Circ: Hospitals should re-evaluate IABP use in high-risk PCI
Jeptha P. Curtis, MD, of the Center for Outcomes Research and Evaluation at Yale University School of Medicine in New Haven, Conn., and colleagues noted that studies on IABP use for PCI have had conflicting results. Faced with insufficient evidence, guideline writers have declined to make specific recommendations, instead leaving the decision for use in high-risk patients to the discretion of operators.
In an attempt to fill that gap, they designed an observational study using data from the National Cardiovascular Data Registry CathPCI Registry, which includes clinical data and outcomes on cardiac catheterization and PCI from more than 600 hospitals in the U.S. From that database, they identified 181,599 patients who underwent a high-risk PCI at 681 hospitals between Jan. 1, 2005, and Dec. 31, 2007. To qualify as high risk, the PCI had to involve either an unprotected left main artery as the target vessel, cardiogenic shock, severely depressed left ventricular function or ST segment elevation myocardial infarction (STEMI).
Hospitals were categorized into quartiles based on their proportional use of IABP. Patient data included characteristics such as demographics, cardiac status, history and risk factors. The primary outcome was in-hospital mortality. Secondary outcomes included vascular complications, access artery occlusion, pseudoaneurysm, dissection and embolism.
They found variability in both the volume and use of IABP across hospitals, with the number of high-risk cases ranging from 30 to 1,337 and the number of IABP cases ranging from zero to 223.
“IABPs were used in slightly less than 10 percent of high-risk PCI, and hospital use varied such that there was a nearly two-fold difference in IABP use between hospital quartiles that used IABP more and less frequently,” the authors wrote. “These findings highlight the fact that much of IABP use is discretionary.
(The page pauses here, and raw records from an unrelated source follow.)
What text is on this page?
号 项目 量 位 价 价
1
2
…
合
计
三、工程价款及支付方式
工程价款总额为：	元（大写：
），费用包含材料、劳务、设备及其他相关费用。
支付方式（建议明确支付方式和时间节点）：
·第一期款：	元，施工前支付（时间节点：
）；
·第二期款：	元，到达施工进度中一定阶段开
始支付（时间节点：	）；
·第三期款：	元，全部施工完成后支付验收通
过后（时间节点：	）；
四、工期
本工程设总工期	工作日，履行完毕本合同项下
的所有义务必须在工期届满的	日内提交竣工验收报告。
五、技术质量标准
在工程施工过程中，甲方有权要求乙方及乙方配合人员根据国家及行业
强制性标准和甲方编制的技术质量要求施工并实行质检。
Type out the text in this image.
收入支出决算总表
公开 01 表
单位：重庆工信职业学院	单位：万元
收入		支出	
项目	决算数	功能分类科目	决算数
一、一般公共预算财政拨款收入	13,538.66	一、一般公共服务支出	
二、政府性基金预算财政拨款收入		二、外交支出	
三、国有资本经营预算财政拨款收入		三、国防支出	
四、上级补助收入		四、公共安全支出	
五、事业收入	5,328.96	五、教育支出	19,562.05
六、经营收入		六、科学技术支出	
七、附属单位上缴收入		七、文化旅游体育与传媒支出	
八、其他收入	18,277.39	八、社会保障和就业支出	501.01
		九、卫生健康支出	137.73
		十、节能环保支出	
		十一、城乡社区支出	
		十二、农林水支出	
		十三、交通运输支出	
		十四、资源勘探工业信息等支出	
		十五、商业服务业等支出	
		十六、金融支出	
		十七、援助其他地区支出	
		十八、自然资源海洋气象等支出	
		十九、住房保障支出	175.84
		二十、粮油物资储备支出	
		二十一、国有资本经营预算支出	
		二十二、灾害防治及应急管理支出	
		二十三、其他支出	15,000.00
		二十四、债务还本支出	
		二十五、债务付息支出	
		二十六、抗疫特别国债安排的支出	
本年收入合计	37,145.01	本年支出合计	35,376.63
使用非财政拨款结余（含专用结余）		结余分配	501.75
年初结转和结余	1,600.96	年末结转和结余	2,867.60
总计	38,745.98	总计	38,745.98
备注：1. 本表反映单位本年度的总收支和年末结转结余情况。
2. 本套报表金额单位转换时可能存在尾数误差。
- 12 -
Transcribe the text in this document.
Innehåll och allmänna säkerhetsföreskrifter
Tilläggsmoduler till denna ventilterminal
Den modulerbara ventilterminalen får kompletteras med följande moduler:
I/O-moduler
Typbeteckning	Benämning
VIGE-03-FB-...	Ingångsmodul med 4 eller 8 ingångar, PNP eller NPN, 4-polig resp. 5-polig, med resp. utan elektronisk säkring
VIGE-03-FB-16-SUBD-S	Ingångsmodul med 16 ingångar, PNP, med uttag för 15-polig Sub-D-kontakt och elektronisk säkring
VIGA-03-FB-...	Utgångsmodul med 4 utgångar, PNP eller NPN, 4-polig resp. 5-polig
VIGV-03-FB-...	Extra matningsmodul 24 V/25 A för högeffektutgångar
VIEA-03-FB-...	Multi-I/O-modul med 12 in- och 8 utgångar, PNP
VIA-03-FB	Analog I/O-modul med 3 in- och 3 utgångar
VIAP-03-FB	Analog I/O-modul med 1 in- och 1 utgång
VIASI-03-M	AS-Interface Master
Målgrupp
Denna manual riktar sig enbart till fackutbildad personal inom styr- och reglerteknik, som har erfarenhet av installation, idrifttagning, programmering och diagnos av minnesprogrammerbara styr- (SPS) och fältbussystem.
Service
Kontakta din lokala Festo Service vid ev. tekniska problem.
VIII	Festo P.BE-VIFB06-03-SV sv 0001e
The decision to insert an IABP is likely influenced by physician training, clinical experience and local practice patterns rather than high quality evidence from clinical studies.”
Hospital characteristics were similar in all quartiles but patient characteristics varied across hospital quartiles. Patients treated at hospitals with the highest proportional IABP use tended to be older, with a lower left ventricular ejection fraction, and have proportionally higher renal dysfunction, prior congestive heart failure, prior coronary artery bypass graft surgery, cardiogenic shock and diabetes.
After multivariable adjustments, in-hospital mortality and complication rates were found to be similar across all hospital quartiles. “Our findings provide no evidence to support the greater use of IABP at some hospitals and indicate a pressing need to further define the settings where this intervention provides a net benefit,” Curtis and colleagues argued.
They identified several potential reasons for the lack of high quality evidence and variation in practice. They noted that randomized trials have struggled with recruitment issues, making it difficult to provide robust results. In the absence of evidence, physicians and hospitals may establish their own standards and thresholds of use.
The authors cautioned that their study was retrospective and prone to weaknesses of a registry-based study, including potential confounding and lack of wanted variables and information.
“The results of this analysis highlight the variations in IABP use that exist across hospitals, and should prompt interventional cardiologists and PCI-capable hospitals to critically examine their practice patterns and, perhaps, consider adopting a more selective approach to IABP use in high-risk PCI,” they concluded.